As seen by the populations discussed by the previous books, I think that the philosophy espoused by such groups has had more effects than merely political. The feeling that each of us is on our own has really taken root, along with the awareness that something about this is not right. As Katherine Cramer notes in Dan Kaufman’s book when asked how things have changed in the last few years with the groups she had interviewed, she says that they were “still angry,” and while voting for Trump had illustrated their anger, and a way of punishing those who they felt had taken from they, they conclude, “nothing is going to change around here.”
However, one thing that was lacking from a majority of these works was a stronger understanding of race. While focusing on majority white populations, on their feelings of powerlessness and that others were unfairly benefiting from their loss, we don’t delve far into who, exactly, the bulk of their resentment is flowing towards. This resentment can lead to some pretty dark places, which is where I’ll be going in one of my upcoming entries, where we begin to delve into the specter of fascism, currently haunting the halls of power here in the United States as well as elsewhere in the world.

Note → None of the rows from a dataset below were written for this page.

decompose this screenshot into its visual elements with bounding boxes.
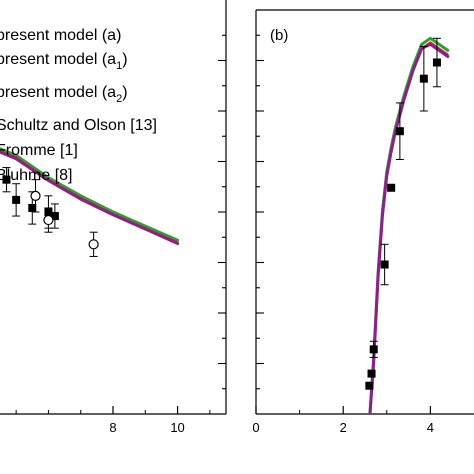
panel-b-data-point: [369, 340, 378, 358]
filled-square-marker: [419, 74, 428, 83]
panel-a-data-point: [88, 231, 99, 257]
panel-b: 0 2 4 (b): [252, 9, 474, 435]
panel-b-data-point: [395, 102, 404, 160]
panel-a-data-point: [50, 203, 59, 229]
filled-square-marker: [380, 260, 389, 269]
legend-entry-5: Fromme [1]: [0, 142, 78, 159]
panel-b-label: (b): [270, 27, 288, 44]
filled-square-marker: [12, 195, 21, 204]
panel-a-points: [2, 167, 99, 257]
panel-a-data-point: [12, 183, 21, 217]
panel-a-ticks: [15, 34, 226, 414]
panel-a-series-line-3: [0, 150, 180, 245]
filled-square-marker: [50, 212, 59, 221]
panel-b-data-point: [365, 381, 374, 390]
filled-square-marker: [369, 345, 378, 354]
filled-square-marker: [2, 175, 11, 184]
panel-b-x-tick-label: 2: [340, 420, 347, 435]
open-circle-marker: [30, 190, 41, 201]
panel-a-data-point: [43, 207, 54, 233]
open-circle-marker: [43, 214, 54, 226]
panel-a-data-point: [30, 179, 41, 213]
panel-a-series-line-1: [0, 147, 180, 242]
panel-b-data-point: [387, 183, 396, 192]
panel-b-tick-labels: 0 2 4: [252, 420, 434, 435]
panel-b-ticks: [255, 34, 431, 414]
panel-b-data-point: [432, 37, 441, 88]
panel-a-x-tick-label: 8: [109, 420, 116, 435]
legend-entry-6: Bluhme [8]: [0, 167, 72, 184]
panel-b-x-tick-label: 4: [427, 420, 434, 435]
filled-square-marker: [365, 381, 374, 390]
panel-b-series: [368, 36, 450, 414]
filled-square-marker: [432, 58, 441, 67]
panel-b-points: [365, 37, 441, 390]
panel-b-data-point: [419, 45, 428, 112]
panel-b-x-tick-label: 0: [252, 420, 259, 435]
filled-square-marker: [28, 203, 37, 212]
panel-b-data-point: [380, 243, 389, 286]
panel-a-x-tick-label: 10: [170, 420, 184, 435]
panel-b-series-line-3: [368, 42, 450, 414]
panel-b-data-point: [367, 369, 376, 378]
filled-square-marker: [367, 369, 376, 378]
panel-a-data-point: [2, 167, 11, 193]
panel-a-tick-labels: 8 10: [109, 420, 184, 435]
legend: present model (a) present model (a1) prese…: [0, 27, 157, 184]
panel-a: 8 10 present model (a)present model (a1)p…: [0, 0, 227, 435]
legend-entry-1: present model (a): [0, 27, 121, 44]
legend-entry-4: Schultz and Olson [13]: [0, 117, 157, 134]
legend-entry-3: present model (a2): [0, 84, 128, 105]
legend-entry-2: present model (a1): [0, 51, 128, 72]
panel-a-series: [0, 147, 180, 245]
filled-square-marker: [387, 183, 396, 192]
open-circle-marker: [88, 239, 99, 250]
filled-square-marker: [395, 127, 404, 136]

Well, I might have ended on kind of a dark note, so I think I’ll throw in one more book I found more inspiring, a collection of essays, Red State Blues: Stories from Midwestern Life on the Left. A quick and interesting read, the essays included here explore the conflicting feelings of being on the left from the perspectives of people living in the Midwest, seen as prototypical conservative America. The voices published here (from moderate Democrats, progressive activists, and more radical perspectives alike) have some very thought-provoking things to say, that provide food for thought. Lori Tucker-Sullivan’s “Introductory Communication: Teaching Across Michigan’s Urban-Rural Divide,” in which she expresses her experience teaching courses at a rural community college and an urban state university in Michigan and the political expressions of her students during the fall semester of 2016, for instance, was my favorite, illuminating and heartrending, yet hopeful. This, I feel, was the general tone of the work as a whole.
Okay, I think that’s more than enough for now. Next, I’ll be sharing some thoughts on cookbooks before I head back into politics.